Severek okuduğum bir köşe yazarı annelerin üzerine çok gidildiğinden bahsetmiş.21.yy annesinin çok yalnız olduğundan, sürekli uzmanlar tarafından şunu şöyle yap, bunu böyle yap diye direktif aldığından ve bu durumda kendini çok yetersiz hissettiğinden bahsetmiş. Sonuna da eklemiş biz insanız mükemmel olamayız diye. Birçok anne de yorumlarıyla yazarı desteklemişler.
“Anneleri rahat bırakın artık” diyen bile olmuş. Ben de anneleri rahat bırakmayan bildiğim kadarını paylaşmaya çalışan biri olarak bu konuyu değerlendirmek istedim. Evet sosyal medyada çok fazla uzman, bilir kişi, deneyim aktarıcısı vs, sürekli çocuk yetiştirme hakkında, doğru ebeveynlik hakkında konuşuyor. Konuşulanları dinlemek sürekli mükemmellik ölçütlerine maruz kalmak da annelere kendini yetersiz hissettirebiliyor. Aslında kendini yetersiz hissetmek, kendini yeterli hissetmekten daha kötü bir duygu değil. Biz insanız, faniyiz, bildiklerimiz bilmediklerimizin yanında küçük bir kum tanesi kadar. Şu dünyadaki görevimizde öğrenmektir zaten. Amacımız mükemmel olmak değil, olamayız da, amacımız daha iyi olabilmenin çabasını gösterebilmek.
Daha sabırlı olalım;
Çocuğumuz elindeki yemeği döke saça yemeye çalışırken ortalığı kirlettiğinde, bir konuyu yaşıtları kadar hızlı öğrenemediğinde, aynı soruyu defalarca sorduğunda, bir hatasını düzeltebilmek için zamana ihtiyaç duyduğunda, “sabredemezsem öğrenemez, gelişemez” düşüncesiyle daha sabırlı olalım.

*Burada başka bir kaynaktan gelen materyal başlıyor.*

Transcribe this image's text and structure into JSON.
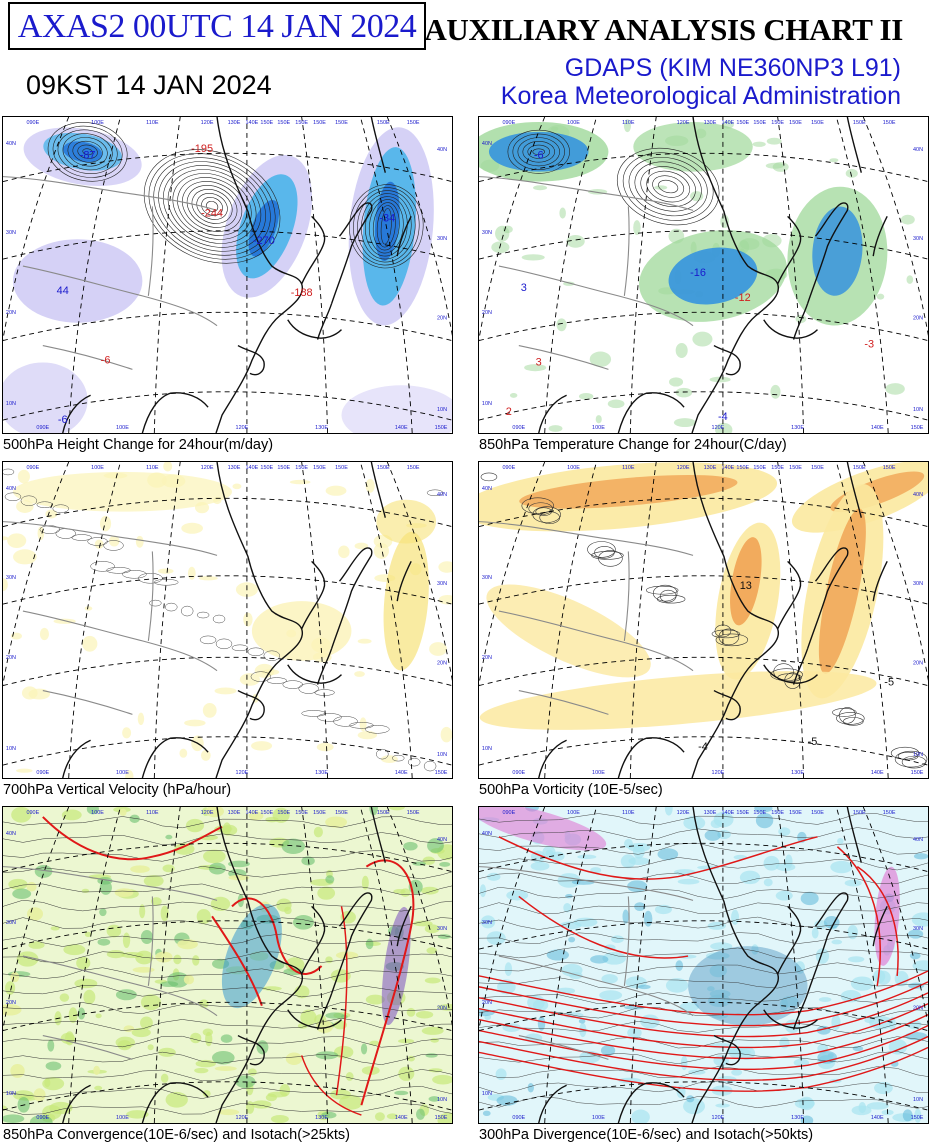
{
  "header": {
    "boxed_title": "AXAS2  00UTC 14 JAN 2024",
    "local_time": "09KST 14 JAN 2024",
    "main_title": "AUXILIARY ANALYSIS CHART II",
    "model": "GDAPS (KIM NE360NP3 L91)",
    "organization": "Korea Meteorological Administration"
  },
  "colors": {
    "title_blue": "#1a1acc",
    "height_fall_blue": "#3ab0e8",
    "height_fall_deep": "#1e6fd6",
    "height_rise_purple": "#b9b2f0",
    "temp_green": "#9fd89a",
    "temp_blue": "#2e8fe0",
    "vv_yellow": "#fbf3b8",
    "vort_orange": "#f0a050",
    "vort_yellow": "#fbe9a0",
    "isotach_red": "#e01818",
    "conv_green": "#c8e87a",
    "div_cyan": "#a8e4f0",
    "div_magenta": "#e070d0"
  },
  "map_grid": {
    "longitudes": [
      "090E",
      "100E",
      "110E",
      "120E",
      "130E",
      "140E",
      "150E"
    ],
    "latitudes": [
      "10N",
      "20N",
      "30N",
      "40N"
    ]
  },
  "panels": [
    {
      "id": "height_change",
      "caption": "500hPa Height Change for 24hour(m/day)",
      "values": [
        {
          "text": "-87"
        },
        {
          "text": "-195"
        },
        {
          "text": "-244"
        },
        {
          "text": "-270"
        },
        {
          "text": "-188"
        },
        {
          "text": "-34"
        },
        {
          "text": "44"
        },
        {
          "text": "-6"
        }
      ]
    },
    {
      "id": "temp_change",
      "caption": "850hPa Temperature Change for 24hour(C/day)",
      "values": [
        {
          "text": "-6"
        },
        {
          "text": "-16"
        },
        {
          "text": "-12"
        },
        {
          "text": "3"
        },
        {
          "text": "3"
        },
        {
          "text": "-4"
        },
        {
          "text": "2"
        },
        {
          "text": "-3"
        }
      ]
    },
    {
      "id": "vertical_velocity",
      "caption": "700hPa Vertical Velocity (hPa/hour)",
      "values": []
    },
    {
      "id": "vorticity",
      "caption": "500hPa Vorticity (10E-5/sec)",
      "values": [
        {
          "text": "13"
        },
        {
          "text": "-4"
        },
        {
          "text": "-5"
        },
        {
          "text": "-5"
        }
      ]
    },
    {
      "id": "convergence",
      "caption": "850hPa Convergence(10E-6/sec) and Isotach(>25kts)",
      "values": []
    },
    {
      "id": "divergence",
      "caption": "300hPa Divergence(10E-6/sec) and Isotach(>50kts)",
      "values": []
    }
  ]
}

Ancak bazen de sabırlı olmayalım; saygısızlıklarını görmezden gelmeyelim, üstünü örtmeyelim.
Fedakar olalım;
Bebeğimizi emzirdiğimizde, geceleri uykusuz kaldığımızda, taze yemek yapabilmek için dinlenme süremizden verdiğimizde,
Ancak bazen de fedakar olmayalım. Hep kendimizi ikinci plana atmayalım. Kendimizi huzurlu hissetmediğimizde etrafımıza da huzur sunamayacağımızı bilelim.
Onlara kızmayalım;
Çocuğumuzun yaptığı her hatada disiplin sağlamak adına.
Ancak bazen de kızalım, çocuğumuza her hatasını hoş karşılamayacağımızı net olarak ifade edebilelim.

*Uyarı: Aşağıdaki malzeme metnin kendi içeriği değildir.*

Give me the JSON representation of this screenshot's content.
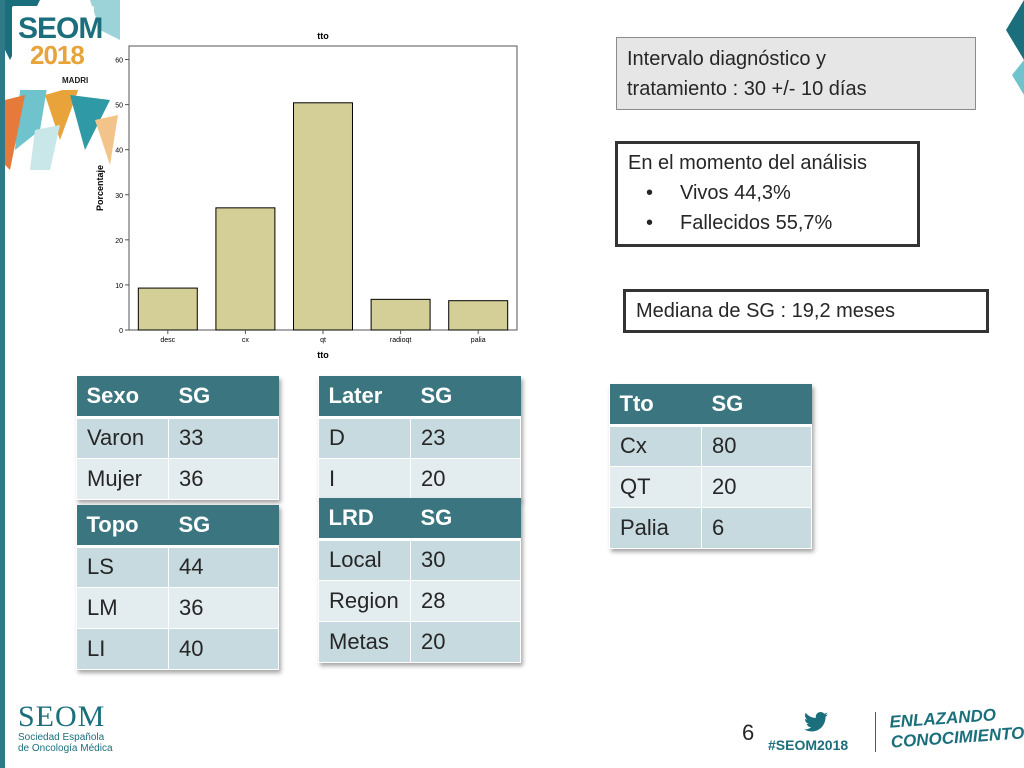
{
  "logo": {
    "name": "SEOM",
    "year": "2018",
    "city": "MADRI"
  },
  "chart_data": {
    "type": "bar",
    "title": "tto",
    "xlabel": "tto",
    "ylabel": "Porcentaje",
    "categories": [
      "desc",
      "cx",
      "qt",
      "radioqt",
      "palia"
    ],
    "values": [
      9.3,
      27.1,
      50.4,
      6.8,
      6.5
    ],
    "ylim": [
      0,
      63
    ],
    "yticks": [
      0,
      10,
      20,
      30,
      40,
      50,
      60
    ],
    "bar_color": "#d4cf96",
    "grid": false
  },
  "box_interval": {
    "line1": "Intervalo diagnóstico y",
    "line2": "tratamiento : 30 +/- 10 días"
  },
  "box_status": {
    "heading": "En el momento del análisis",
    "items": [
      "Vivos 44,3%",
      "Fallecidos 55,7%"
    ]
  },
  "box_median": {
    "text": "Mediana de SG : 19,2 meses"
  },
  "table_sexo": {
    "headers": [
      "Sexo",
      "SG"
    ],
    "rows": [
      [
        "Varon",
        "33"
      ],
      [
        "Mujer",
        "36"
      ]
    ]
  },
  "table_topo": {
    "headers": [
      "Topo",
      "SG"
    ],
    "rows": [
      [
        "LS",
        "44"
      ],
      [
        "LM",
        "36"
      ],
      [
        "LI",
        "40"
      ]
    ]
  },
  "table_later": {
    "headers": [
      "Later",
      "SG"
    ],
    "rows": [
      [
        "D",
        "23"
      ],
      [
        "I",
        "20"
      ]
    ]
  },
  "table_lrd": {
    "headers": [
      "LRD",
      "SG"
    ],
    "rows": [
      [
        "Local",
        "30"
      ],
      [
        "Region",
        "28"
      ],
      [
        "Metas",
        "20"
      ]
    ]
  },
  "table_tto": {
    "headers": [
      "Tto",
      "SG"
    ],
    "rows": [
      [
        "Cx",
        "80"
      ],
      [
        "QT",
        "20"
      ],
      [
        "Palia",
        "6"
      ]
    ]
  },
  "footer": {
    "org": "SEOM",
    "org_line1": "Sociedad  Española",
    "org_line2": "de Oncología Médica",
    "page_number": "6",
    "hashtag": "#SEOM2018",
    "slogan_line1": "ENLAZANDO",
    "slogan_line2": "CONOCIMIENTO"
  },
  "colors": {
    "teal": "#3b7580",
    "brand": "#1b6f7c",
    "accent": "#e8a33a"
  }
}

Çocuğumuzu olduğu gibi kabul edelim, onu tanımaya çalışalım;
Kendi hayallerimizi çocuktan beklemeye kalkmadan, kabiliyeti olmadığı işlerde başkalarıyla kıyaslamadan, çocuğumuzu tanımalı ona göre yönlendirmeliyiz.
Ancak bazen de çocuğumuzun kötü huylarını olduğu gibi kabul etmemeliyiz. Yaratıcının insanoğlunu kendini değiştirebilecek iradede yarattığını böyle olmasa sorumlu kılmayacağının farkında olarak.
Çocuğumuzu mutlu etmeye çalışalım;
Çocuğumuzun istek, ihtiyaç ve duygularını önemsemeli, onu doğru mutluluğu bulabilmesi konusunda yönlendirmeli, iradesini güçlü kılabilmeyi öğretmeliyiz.
Ancak her zaman da mutlu etmeye çalışmamalıyız. O mutlu olsun diye makul olmayan isteklerini yapmamalıyız. Böyle yaparsak çocuğumuzun haz odaklı yetişeceğini ve hazzın doymayan nefis olduğunu bilmeliyiz.
Onları koruyalım;
Çocuğumuza destek olmalı, ona yalnız olmadığını hissettirmeliyiz.
Ancak fazla koruyuculuğun çocuğu özgüvensiz ve bağımlı yapacağını bilmeli dengeyi kurabilmeliyiz.
Kendimizi iyileştirelim;
İyi insan olmaya, güzel Müslüman olmaya çalışmalıyız. Kendimizi iyileştirmediğimiz sürece iyi insan yetiştiremeyeceğimizin farkında olarak.